Plethora of new ideas need to be turned into tangible energy projects
She cited the push by South Australia and Victoria into battery storage, but also noted that “lots of innovators” were coming to AEMO with new ideas.
“What we need is to think how to get these opportunities into the market. We are operating 20th Century power system trying to keep pace with 21st Century change,” Zibelman said. “The question for us is – given that rate of change, of customer preference and customer security – what changes need to be made, and have to be made?”
She cited demand management, where new market incentives could allow consumers to be paid $50/MWh to not use power at certain times, rather than having to pay $10,000/MWh when supply is tight.
AEMO and ARENA, frustrated by the snail’s pace of AEMC rule-making, last week launched their own pilot scheme to install 100MW of energy in Victoria and South Australia by this summer, “to show it can be done”.
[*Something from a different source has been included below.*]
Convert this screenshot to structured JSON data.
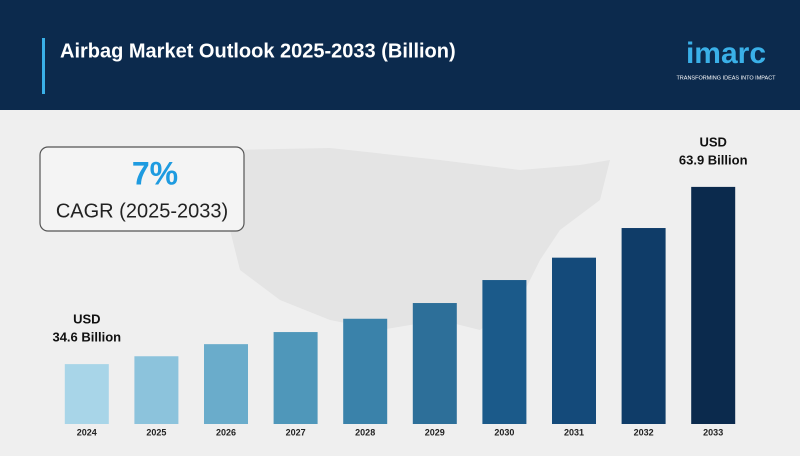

Energy generators only operating at an average of 50% of total capacity
Zibelman says Australia’s energy market structure meant that on average the power stations that supply the grid were operating at only around 50% capacity. That’s because so much extra capacity – mostly gas and diesel plants – had to be built historically to meet several hours of peak demand each year. In other words, they were built to fill the gap, meaning that they could sit on their hands for most of the trading year and then just fire up when demand peaks.
They basically “sat around waiting for a hot day” and then tried to recoup a year’s worth of revenue in just a few hours of generation. Because demand is high, the power plants could then charge astronomical prices.
“It’s like building a hotel and deciding you are only going to fill it on Anzac Day,” Zibelman told the inquiry. “You probably won’t build it. We should be creating a market that is more efficient, so we don’t need to have new generators that have to get one year’s revenue in 10 hours.”
“That’s what we’re talking about when we say we should be rethinking the grid and making it more efficient. You need to work out how to build a grid that doesn’t have to build resources for few hours a year, which tends to be very expensive.”
Four key changes to energy sector needed – ARENA Chief tells parliament
ARENA boss Ivor Frischknecht said rule changes are needed in four key areas in the energy sector.
- One was a shorter settlement period – to the 5 minute period now being considered. “Even shorter would be better,” he said.
- Another was changing rules that do not penalise storage and drainage of renewable sources, the full cost of which is then passed on to the network. An example is a large-scale solar plant charging and then discharging batteries and then taking payment for doing so. He said transmission and distribution costs needed to be “truly cost reflective” rather than being “smeared” across the sector.
- The third was on demand management initiatives such as demand response. “There is inadequate regulation.”
- The fourth was on inertia in the market, normally delivered “free” by turbines (coal, gas or hydro), but which now needed a market signal to encourage wind and solar farms to deliver the same service.
Frischknecht estimated that the total back-up costs for a high renewable energy grid – which he said was clearly achievable – would be between $20/MWh and $40/MWh.